- Leader: Eli Ben-Dahan
- Founded: 21 March 2005
- Split from: National Religious Party
- Ideology: Religious Zionism
- Political position: Right-wing
- Alliances: National Union (2005–2008) Likud (2009–2019) Yamina (2019, 2020)
- Most MKs: 2 (2005)
- Fewest MKs: 0 (2009)

= Ahi (political party) =

Ahi (אח״י), an acronym for Eretz Hevra Yahadut (ארץ חברה יהדות), is a right-wing religious Zionist political party in Israel. Founded in 2005, it was part of the National Union alliance between 2006 and 2008. For the 2009 elections, it ran a joint list with Likud.

==History==
The party was established on 21 March 2005, when Effi Eitam and Yitzhak Levi split from the National Religious Party during the 16th Knesset. The split resulted from opposition to Zevulun Orlev's faction in the party, after he had refused to resign from the government following its approval of the disengagement plan. The split occurred when Eitam was suspended as chairman of the party after it failed to approve his suggestion to unite with National Union in order to form a large right-wing–nationalist Religious Zionist party.
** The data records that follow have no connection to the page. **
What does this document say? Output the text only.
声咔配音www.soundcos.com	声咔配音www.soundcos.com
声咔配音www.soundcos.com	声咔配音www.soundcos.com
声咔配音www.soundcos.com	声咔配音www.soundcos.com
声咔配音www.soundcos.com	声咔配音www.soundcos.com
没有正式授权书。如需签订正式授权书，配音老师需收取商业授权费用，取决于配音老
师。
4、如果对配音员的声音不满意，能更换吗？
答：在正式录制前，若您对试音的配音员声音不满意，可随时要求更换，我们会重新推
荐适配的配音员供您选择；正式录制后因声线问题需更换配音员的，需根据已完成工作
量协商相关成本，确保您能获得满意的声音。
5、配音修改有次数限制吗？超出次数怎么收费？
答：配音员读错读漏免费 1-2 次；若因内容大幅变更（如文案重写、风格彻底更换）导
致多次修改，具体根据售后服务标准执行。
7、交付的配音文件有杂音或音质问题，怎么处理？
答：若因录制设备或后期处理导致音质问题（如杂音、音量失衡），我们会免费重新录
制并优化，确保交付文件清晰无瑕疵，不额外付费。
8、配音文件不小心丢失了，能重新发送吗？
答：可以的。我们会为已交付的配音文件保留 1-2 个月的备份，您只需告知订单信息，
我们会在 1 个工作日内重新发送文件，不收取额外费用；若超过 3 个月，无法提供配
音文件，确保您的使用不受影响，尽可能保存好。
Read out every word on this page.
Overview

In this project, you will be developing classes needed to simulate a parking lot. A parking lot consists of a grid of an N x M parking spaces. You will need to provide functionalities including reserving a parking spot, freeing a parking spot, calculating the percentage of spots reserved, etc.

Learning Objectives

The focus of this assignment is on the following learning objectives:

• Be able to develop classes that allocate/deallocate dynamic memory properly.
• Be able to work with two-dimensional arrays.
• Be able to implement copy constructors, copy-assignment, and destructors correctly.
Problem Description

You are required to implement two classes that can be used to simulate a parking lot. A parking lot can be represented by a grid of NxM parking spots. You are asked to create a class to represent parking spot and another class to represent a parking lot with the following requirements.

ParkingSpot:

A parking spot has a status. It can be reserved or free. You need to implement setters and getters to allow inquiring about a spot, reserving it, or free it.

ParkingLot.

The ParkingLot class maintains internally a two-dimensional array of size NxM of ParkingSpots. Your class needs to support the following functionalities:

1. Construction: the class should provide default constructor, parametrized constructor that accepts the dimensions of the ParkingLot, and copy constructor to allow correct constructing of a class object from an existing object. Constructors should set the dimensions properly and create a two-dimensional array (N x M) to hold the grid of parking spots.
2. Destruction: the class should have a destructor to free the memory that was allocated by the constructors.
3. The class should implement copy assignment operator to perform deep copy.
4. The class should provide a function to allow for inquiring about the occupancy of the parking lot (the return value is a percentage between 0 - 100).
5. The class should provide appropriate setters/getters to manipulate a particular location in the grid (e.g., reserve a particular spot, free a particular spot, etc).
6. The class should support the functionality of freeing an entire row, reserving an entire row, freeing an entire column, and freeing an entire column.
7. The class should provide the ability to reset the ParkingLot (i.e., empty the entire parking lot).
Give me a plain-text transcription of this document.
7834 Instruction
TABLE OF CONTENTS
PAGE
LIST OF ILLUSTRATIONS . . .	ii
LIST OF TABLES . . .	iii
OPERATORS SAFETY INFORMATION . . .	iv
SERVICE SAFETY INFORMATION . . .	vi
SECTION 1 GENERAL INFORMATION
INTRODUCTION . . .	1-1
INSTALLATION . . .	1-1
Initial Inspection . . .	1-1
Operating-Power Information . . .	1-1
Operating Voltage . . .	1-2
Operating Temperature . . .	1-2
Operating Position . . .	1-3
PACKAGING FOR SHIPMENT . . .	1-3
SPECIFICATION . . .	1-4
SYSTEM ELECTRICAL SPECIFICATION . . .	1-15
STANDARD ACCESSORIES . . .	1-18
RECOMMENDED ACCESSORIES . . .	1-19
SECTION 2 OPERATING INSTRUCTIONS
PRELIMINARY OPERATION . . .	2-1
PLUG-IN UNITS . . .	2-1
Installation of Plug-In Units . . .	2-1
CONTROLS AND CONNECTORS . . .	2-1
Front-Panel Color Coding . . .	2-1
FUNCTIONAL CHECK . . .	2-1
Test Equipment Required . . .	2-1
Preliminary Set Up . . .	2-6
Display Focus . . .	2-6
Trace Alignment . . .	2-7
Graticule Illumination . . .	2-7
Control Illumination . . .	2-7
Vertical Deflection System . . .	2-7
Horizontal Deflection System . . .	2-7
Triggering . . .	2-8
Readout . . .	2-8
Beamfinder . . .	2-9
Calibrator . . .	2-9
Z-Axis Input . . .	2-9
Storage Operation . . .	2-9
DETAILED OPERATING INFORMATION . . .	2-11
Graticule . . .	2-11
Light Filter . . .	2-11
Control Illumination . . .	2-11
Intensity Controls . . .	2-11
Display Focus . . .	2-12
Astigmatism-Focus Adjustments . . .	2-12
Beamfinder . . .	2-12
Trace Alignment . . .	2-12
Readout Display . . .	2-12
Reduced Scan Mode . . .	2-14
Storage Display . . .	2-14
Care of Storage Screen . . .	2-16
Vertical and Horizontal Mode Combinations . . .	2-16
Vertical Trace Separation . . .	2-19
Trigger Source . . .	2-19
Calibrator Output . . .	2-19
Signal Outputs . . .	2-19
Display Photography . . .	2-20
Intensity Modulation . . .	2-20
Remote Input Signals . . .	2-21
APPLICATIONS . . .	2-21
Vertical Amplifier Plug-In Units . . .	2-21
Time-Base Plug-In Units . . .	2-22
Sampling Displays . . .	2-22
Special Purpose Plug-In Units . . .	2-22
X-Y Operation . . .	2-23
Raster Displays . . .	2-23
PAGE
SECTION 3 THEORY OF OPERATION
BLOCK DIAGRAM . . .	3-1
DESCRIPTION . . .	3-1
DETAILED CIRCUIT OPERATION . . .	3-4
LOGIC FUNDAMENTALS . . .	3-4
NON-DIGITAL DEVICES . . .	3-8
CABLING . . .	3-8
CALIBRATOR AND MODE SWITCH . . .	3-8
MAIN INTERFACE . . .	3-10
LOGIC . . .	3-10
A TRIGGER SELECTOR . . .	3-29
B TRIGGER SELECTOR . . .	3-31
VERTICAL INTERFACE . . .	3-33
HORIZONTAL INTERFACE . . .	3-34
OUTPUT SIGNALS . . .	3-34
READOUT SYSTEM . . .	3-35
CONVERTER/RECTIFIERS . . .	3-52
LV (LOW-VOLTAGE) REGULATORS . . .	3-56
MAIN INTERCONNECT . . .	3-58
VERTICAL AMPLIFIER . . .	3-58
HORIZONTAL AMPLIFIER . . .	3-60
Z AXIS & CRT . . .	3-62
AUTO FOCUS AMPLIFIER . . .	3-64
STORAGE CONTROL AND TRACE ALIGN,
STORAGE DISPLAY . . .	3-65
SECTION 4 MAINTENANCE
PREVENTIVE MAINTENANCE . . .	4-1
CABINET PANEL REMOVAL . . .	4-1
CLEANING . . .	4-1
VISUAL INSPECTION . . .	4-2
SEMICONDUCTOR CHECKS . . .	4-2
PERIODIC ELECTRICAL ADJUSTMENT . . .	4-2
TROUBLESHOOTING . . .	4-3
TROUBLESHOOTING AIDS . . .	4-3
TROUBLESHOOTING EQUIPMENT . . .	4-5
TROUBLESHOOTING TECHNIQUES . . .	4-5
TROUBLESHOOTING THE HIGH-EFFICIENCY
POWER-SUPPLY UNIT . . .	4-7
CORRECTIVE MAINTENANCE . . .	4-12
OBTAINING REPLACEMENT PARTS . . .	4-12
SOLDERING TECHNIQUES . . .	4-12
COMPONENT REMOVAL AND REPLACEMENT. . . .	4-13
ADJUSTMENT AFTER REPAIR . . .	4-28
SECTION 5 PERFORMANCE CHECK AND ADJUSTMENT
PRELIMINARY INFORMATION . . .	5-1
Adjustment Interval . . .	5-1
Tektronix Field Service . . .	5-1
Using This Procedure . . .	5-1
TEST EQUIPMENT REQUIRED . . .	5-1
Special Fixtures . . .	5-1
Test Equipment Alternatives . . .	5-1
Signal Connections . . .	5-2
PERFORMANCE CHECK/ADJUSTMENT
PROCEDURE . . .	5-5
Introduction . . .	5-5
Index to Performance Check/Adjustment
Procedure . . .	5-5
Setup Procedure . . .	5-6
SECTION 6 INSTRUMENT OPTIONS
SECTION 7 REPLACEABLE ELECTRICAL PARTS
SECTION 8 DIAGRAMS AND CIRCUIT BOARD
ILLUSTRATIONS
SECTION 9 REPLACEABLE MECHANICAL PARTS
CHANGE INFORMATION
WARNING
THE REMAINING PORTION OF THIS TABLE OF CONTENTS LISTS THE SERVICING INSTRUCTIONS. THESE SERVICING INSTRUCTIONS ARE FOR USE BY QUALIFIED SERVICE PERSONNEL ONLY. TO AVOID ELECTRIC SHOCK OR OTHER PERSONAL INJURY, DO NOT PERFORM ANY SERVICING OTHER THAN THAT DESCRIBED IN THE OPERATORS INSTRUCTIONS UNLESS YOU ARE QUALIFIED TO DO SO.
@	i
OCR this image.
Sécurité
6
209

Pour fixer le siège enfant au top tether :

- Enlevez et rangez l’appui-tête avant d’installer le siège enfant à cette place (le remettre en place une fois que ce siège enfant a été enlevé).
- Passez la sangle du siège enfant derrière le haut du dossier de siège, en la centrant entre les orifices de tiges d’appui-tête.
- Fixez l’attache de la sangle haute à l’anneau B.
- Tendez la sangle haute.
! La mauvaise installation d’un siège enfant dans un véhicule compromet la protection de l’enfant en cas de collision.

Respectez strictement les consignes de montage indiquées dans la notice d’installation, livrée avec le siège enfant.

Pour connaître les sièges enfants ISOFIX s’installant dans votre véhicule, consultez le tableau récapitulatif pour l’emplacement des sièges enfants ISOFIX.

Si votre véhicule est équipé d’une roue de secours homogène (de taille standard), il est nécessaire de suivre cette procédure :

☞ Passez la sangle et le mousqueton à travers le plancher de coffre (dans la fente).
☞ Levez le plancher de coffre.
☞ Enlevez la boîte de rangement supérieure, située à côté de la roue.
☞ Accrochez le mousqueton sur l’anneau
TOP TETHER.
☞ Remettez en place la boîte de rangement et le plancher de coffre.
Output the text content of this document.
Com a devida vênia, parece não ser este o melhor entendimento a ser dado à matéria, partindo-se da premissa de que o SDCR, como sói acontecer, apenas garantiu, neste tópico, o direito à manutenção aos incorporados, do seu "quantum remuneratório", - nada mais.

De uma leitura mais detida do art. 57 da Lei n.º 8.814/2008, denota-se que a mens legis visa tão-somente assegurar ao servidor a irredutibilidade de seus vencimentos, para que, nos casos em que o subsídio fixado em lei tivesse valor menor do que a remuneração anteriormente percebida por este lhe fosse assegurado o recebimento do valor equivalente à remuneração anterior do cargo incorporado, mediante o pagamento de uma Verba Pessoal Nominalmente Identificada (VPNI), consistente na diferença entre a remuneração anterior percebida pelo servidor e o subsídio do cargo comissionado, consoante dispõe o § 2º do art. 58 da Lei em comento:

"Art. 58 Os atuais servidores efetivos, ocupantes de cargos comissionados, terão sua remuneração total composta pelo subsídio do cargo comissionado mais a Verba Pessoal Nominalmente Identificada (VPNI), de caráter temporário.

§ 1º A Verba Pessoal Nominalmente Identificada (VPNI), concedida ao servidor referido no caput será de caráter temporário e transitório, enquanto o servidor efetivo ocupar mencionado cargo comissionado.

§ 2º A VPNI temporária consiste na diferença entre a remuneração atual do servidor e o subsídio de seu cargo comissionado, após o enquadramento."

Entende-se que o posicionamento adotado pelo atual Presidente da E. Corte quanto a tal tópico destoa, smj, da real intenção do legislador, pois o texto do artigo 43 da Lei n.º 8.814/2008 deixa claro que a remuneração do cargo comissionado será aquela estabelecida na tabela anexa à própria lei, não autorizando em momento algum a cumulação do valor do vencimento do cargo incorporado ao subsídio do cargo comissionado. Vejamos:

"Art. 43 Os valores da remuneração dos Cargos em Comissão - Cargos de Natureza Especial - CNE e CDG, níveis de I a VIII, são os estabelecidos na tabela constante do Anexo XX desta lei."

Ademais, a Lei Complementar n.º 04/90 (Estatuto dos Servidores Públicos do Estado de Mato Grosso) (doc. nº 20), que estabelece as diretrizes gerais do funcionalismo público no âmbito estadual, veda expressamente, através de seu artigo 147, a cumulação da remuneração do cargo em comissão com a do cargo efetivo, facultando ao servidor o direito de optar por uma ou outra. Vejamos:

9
Eitam and Levi originally named their party the Religious Zionism (Hebrew: הציונות הדתית, HaTzionut HaDatit), but due to objections from the NRP that its name was too broad, a discussion at the party registrar resulted in the party being renamed the Connection Faction (Hebrew: סיעת התחברות, Siat Hitkhabrut). The party's final name listed in the party registry was the Renewed National Religious Zionist Party (Hebrew: מפלגת ציונות דתית לאומית מתחדשת, Miflaget Tzionut Datit Leumit Mithadeshet).

On 1 August 2005, the party joined the National Union alongside Tkuma and Moledet to participate in the 2006 election, and were joined at the last minute by the National Religious Party. The list won nine seats, of which the Renewed National Religious Zionist Party took two.

On 11 November 2007, the party was renamed Ahi. On 23 December 2008, it left the National Union. For the 2009 elections, the party ran a joint list with Likud, with Shalom Lerner taking the 39th place and Edmund Hasin taking the 45th. With Likud winning only 27 seats, neither Ahi candidate entered the Knesset.

The party's registration was maintained until 2019, when it was revived by Eli Ben-Dahan, after he left the Jewish Home, the successor to the National Religious Party. As part of an agreement with Likud, Ben-Dahan contested the April 2019 elections on the Likud list, but split from the party in June to sit as an Ahi MK.